At the moment, Sora is capable of producing HD videos of up to a minute, without any sound attached, from text prompts. If you want to see some examples of what's possible, we've put together a list of 11 mind-blowing Sora shorts for you to take a look at – including fluffy Pixar-style animated characters and astronauts with knitted helmets.

"Sora can generate videos up to a minute long while maintaining visual quality and adherence to the user’s prompt," says OpenAI, but that's not all. It can also generate videos from still images, fill in missing frames in existing videos, and seamlessly stitch multiple videos together. It can create static images too, or produce endless loops from clips provided to it.

It can even produce simulations of video games such as Minecraft, again based on vast amounts of training data that teach it what a game like Minecraft should look like. We've already seen a demo where Sora is able to control a player in a Minecraft-style environment, while also accurately rendering the surrounding details.

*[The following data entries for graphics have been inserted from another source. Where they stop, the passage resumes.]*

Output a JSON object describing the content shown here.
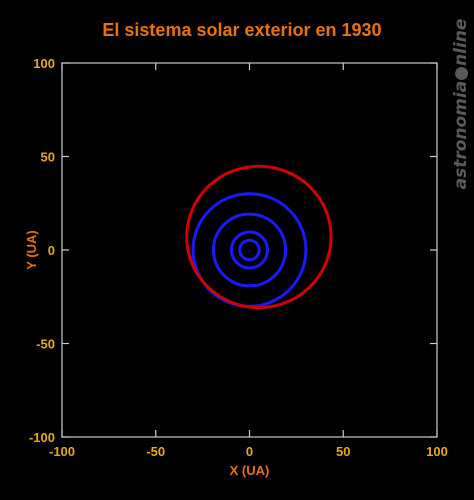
{
  "chart_data": {
    "type": "line",
    "title": "El sistema solar exterior en 1930",
    "xlabel": "X (UA)",
    "ylabel": "Y (UA)",
    "xlim": [
      -100,
      100
    ],
    "ylim": [
      -100,
      100
    ],
    "xticks": [
      -100,
      -50,
      0,
      50,
      100
    ],
    "yticks": [
      -100,
      -50,
      0,
      50,
      100
    ],
    "grid": false,
    "series": [
      {
        "cx": 0,
        "cy": 0,
        "rx": 5.2,
        "ry": 5.2,
        "color": "#1a1aff"
      },
      {
        "cx": 0,
        "cy": 0,
        "rx": 9.6,
        "ry": 9.6,
        "color": "#1a1aff"
      },
      {
        "cx": 0,
        "cy": 0,
        "rx": 19.2,
        "ry": 19.2,
        "color": "#1a1aff"
      },
      {
        "cx": 0,
        "cy": 0,
        "rx": 30.1,
        "ry": 30.1,
        "color": "#1a1aff"
      },
      {
        "cx": 5,
        "cy": 7,
        "rx": 38.5,
        "ry": 37.8,
        "color": "#d40000"
      }
    ]
  },
  "watermark": "astronomia●nline",
  "colors": {
    "background": "#000000",
    "title": "#e8720c",
    "ticks": "#e8a81a",
    "axis_labels": "#e8720c",
    "frame": "#cccccc",
    "watermark": "#5a5a5a"
  }
}
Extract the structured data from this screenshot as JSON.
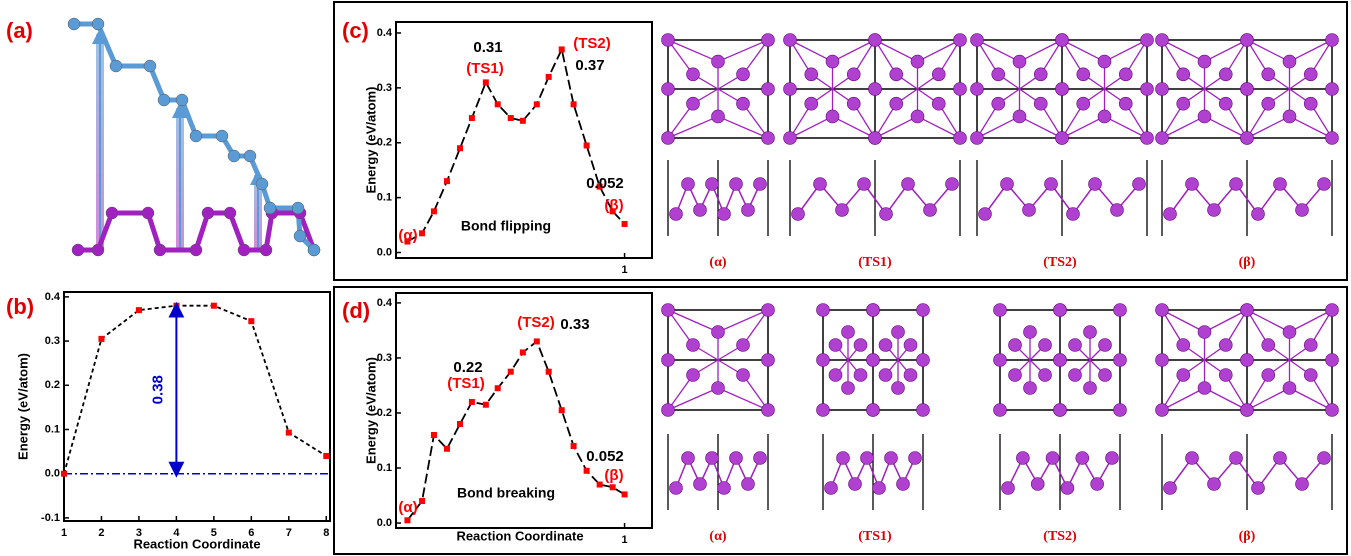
{
  "panel_labels": [
    "(a)",
    "(b)",
    "(c)",
    "(d)"
  ],
  "chart_data": [
    {
      "type": "line",
      "x_label": "Reaction Coordinate",
      "y_label": "Energy (eV/atom)",
      "x": [
        1,
        2,
        3,
        4,
        5,
        6,
        7,
        8
      ],
      "values": [
        0.0,
        0.305,
        0.37,
        0.38,
        0.38,
        0.345,
        0.093,
        0.04
      ],
      "xlim": [
        1,
        8.1
      ],
      "xticks": [
        1,
        2,
        3,
        4,
        5,
        6,
        7,
        8
      ],
      "ylim": [
        -0.107,
        0.411
      ],
      "yticks": [
        -0.1,
        {
          "value": 0,
          "label": "0.0"
        },
        0.1,
        0.2,
        0.3,
        0.4
      ],
      "marker_color": "#ff0000",
      "line_color": "#000000",
      "line_style": "dashed",
      "reference_line": {
        "value": 0,
        "color": "#0000cc"
      },
      "arrow": {
        "x": 4,
        "from": 0,
        "to": 0.38,
        "label": "0.38",
        "color": "#0000cc"
      }
    },
    {
      "type": "line",
      "y_label": "Energy (eV/atom)",
      "x": [
        0.05,
        0.114,
        0.166,
        0.223,
        0.28,
        0.332,
        0.393,
        0.445,
        0.502,
        0.555,
        0.616,
        0.668,
        0.725,
        0.777,
        0.834,
        0.891,
        0.948,
        1.0
      ],
      "values": [
        0.02,
        0.035,
        0.075,
        0.13,
        0.19,
        0.245,
        0.31,
        0.27,
        0.245,
        0.24,
        0.27,
        0.32,
        0.37,
        0.27,
        0.195,
        0.12,
        0.075,
        0.052
      ],
      "xlim": [
        0,
        1.12
      ],
      "xticks": [
        1
      ],
      "ylim": [
        -0.01,
        0.42
      ],
      "yticks": [
        {
          "value": 0,
          "label": "0.0"
        },
        0.1,
        0.2,
        0.3,
        0.4
      ],
      "marker_color": "#ff0000",
      "line_color": "#000000",
      "line_style": "dashed",
      "annotations": [
        {
          "text": "0.31",
          "color": "#000000"
        },
        {
          "text": "(TS1)",
          "color": "#ff0000"
        },
        {
          "text": "(TS2)",
          "color": "#ff0000"
        },
        {
          "text": "0.37",
          "color": "#000000"
        },
        {
          "text": "0.052",
          "color": "#000000"
        },
        {
          "text": "(β)",
          "color": "#ff0000"
        },
        {
          "text": "(α)",
          "color": "#ff0000"
        },
        {
          "text": "Bond flipping",
          "color": "#000000"
        }
      ],
      "structure_labels": [
        "(α)",
        "(TS1)",
        "(TS2)",
        "(β)"
      ]
    },
    {
      "type": "line",
      "x_label": "Reaction Coordinate",
      "y_label": "Energy (eV/atom)",
      "x": [
        0.05,
        0.114,
        0.166,
        0.223,
        0.28,
        0.332,
        0.393,
        0.445,
        0.502,
        0.555,
        0.616,
        0.668,
        0.725,
        0.777,
        0.834,
        0.891,
        0.948,
        1.0
      ],
      "values": [
        0.005,
        0.04,
        0.16,
        0.135,
        0.18,
        0.22,
        0.215,
        0.245,
        0.275,
        0.31,
        0.33,
        0.275,
        0.205,
        0.14,
        0.095,
        0.07,
        0.065,
        0.052
      ],
      "xlim": [
        0,
        1.12
      ],
      "xticks": [
        1
      ],
      "ylim": [
        -0.009,
        0.418
      ],
      "yticks": [
        {
          "value": 0,
          "label": "0.0"
        },
        0.1,
        0.2,
        0.3,
        0.4
      ],
      "marker_color": "#ff0000",
      "line_color": "#000000",
      "line_style": "dashed",
      "annotations": [
        {
          "text": "(TS2)",
          "color": "#ff0000"
        },
        {
          "text": "0.33",
          "color": "#000000"
        },
        {
          "text": "0.22",
          "color": "#000000"
        },
        {
          "text": "(TS1)",
          "color": "#ff0000"
        },
        {
          "text": "0.052",
          "color": "#000000"
        },
        {
          "text": "(β)",
          "color": "#ff0000"
        },
        {
          "text": "(α)",
          "color": "#ff0000"
        },
        {
          "text": "Bond breaking",
          "color": "#000000"
        }
      ],
      "structure_labels": [
        "(α)",
        "(TS1)",
        "(TS2)",
        "(β)"
      ]
    }
  ]
}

OpenAI does acknowledge some of the limitations of Sora at the moment. The physics don't always make sense, with people disappearing or transforming or blending into other objects. Sora isn't mapping out a scene with individual actors and props, it's making an incredible number of calculations about where pixels should go from frame to frame.

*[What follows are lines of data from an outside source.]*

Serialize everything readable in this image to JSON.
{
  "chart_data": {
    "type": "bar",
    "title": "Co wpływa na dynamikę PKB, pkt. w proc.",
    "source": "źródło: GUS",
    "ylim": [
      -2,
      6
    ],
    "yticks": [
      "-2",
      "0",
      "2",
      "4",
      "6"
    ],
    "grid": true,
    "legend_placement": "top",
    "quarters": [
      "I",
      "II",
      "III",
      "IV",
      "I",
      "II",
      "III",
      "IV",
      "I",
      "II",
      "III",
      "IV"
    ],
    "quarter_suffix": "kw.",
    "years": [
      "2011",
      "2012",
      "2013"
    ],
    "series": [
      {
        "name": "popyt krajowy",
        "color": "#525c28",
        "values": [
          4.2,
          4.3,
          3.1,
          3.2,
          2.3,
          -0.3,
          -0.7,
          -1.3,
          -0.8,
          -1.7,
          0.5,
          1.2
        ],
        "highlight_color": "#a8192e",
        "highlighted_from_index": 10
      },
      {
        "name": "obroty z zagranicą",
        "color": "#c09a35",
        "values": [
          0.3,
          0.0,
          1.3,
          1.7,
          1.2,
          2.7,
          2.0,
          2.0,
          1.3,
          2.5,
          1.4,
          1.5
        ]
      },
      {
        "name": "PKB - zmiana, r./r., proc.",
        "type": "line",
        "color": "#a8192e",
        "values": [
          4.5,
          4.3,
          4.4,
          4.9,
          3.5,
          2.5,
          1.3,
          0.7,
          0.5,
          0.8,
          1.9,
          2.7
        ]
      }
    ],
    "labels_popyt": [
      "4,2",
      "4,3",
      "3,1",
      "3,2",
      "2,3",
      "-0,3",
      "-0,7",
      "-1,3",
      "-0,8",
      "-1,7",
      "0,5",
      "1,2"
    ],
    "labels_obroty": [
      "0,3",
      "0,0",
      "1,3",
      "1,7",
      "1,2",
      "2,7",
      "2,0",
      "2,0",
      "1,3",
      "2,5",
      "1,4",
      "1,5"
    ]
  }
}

In Sora videos people might move in ways that defy the laws of physics, or details – such as a bite being taken out of a cookie – might not be remembered from one frame to the next. OpenAI is aware of these issues and is working to fix them, and you can check out some of the examples on the OpenAI Sora website to see what we mean.

Despite those bugs, further down the line OpenAI is hoping that Sora could evolve to become a realistic simulator of physical and digital worlds. In the years to come, the Sora tech could be used to generate imaginary virtual worlds for us to explore, or enable us to fully explore real places that are replicated in AI.

How can you use OpenAI Sora?

At the moment, you can't get into Sora without an invite: it seems as though OpenAI is picking out individual creators and testers to help get its video-generated AI model ready for a full public release. How long this preview period is going to last, whether it's months or years, remains to be seen – but OpenAI has previously shown a willingness to move as fast as possible when it comes to its AI projects.

Based on the existing technologies that OpenAI has made public – Dall-E and ChatGPT – it seems likely that Sora will initially be available as a web app. Since its launch ChatGPT has got smarter and added new features, including custom bots, and it's likely that Sora will follow the same path when it launches in full.

Before that happens, OpenAI says it wants to put some safety guardrails in place: you're not going to be able to generate videos showing extreme violence, sexual content, hateful imagery, or celebrity likenesses. There are also plans to combat misinformation by including metadata in Sora videos that indicates they were generated by AI.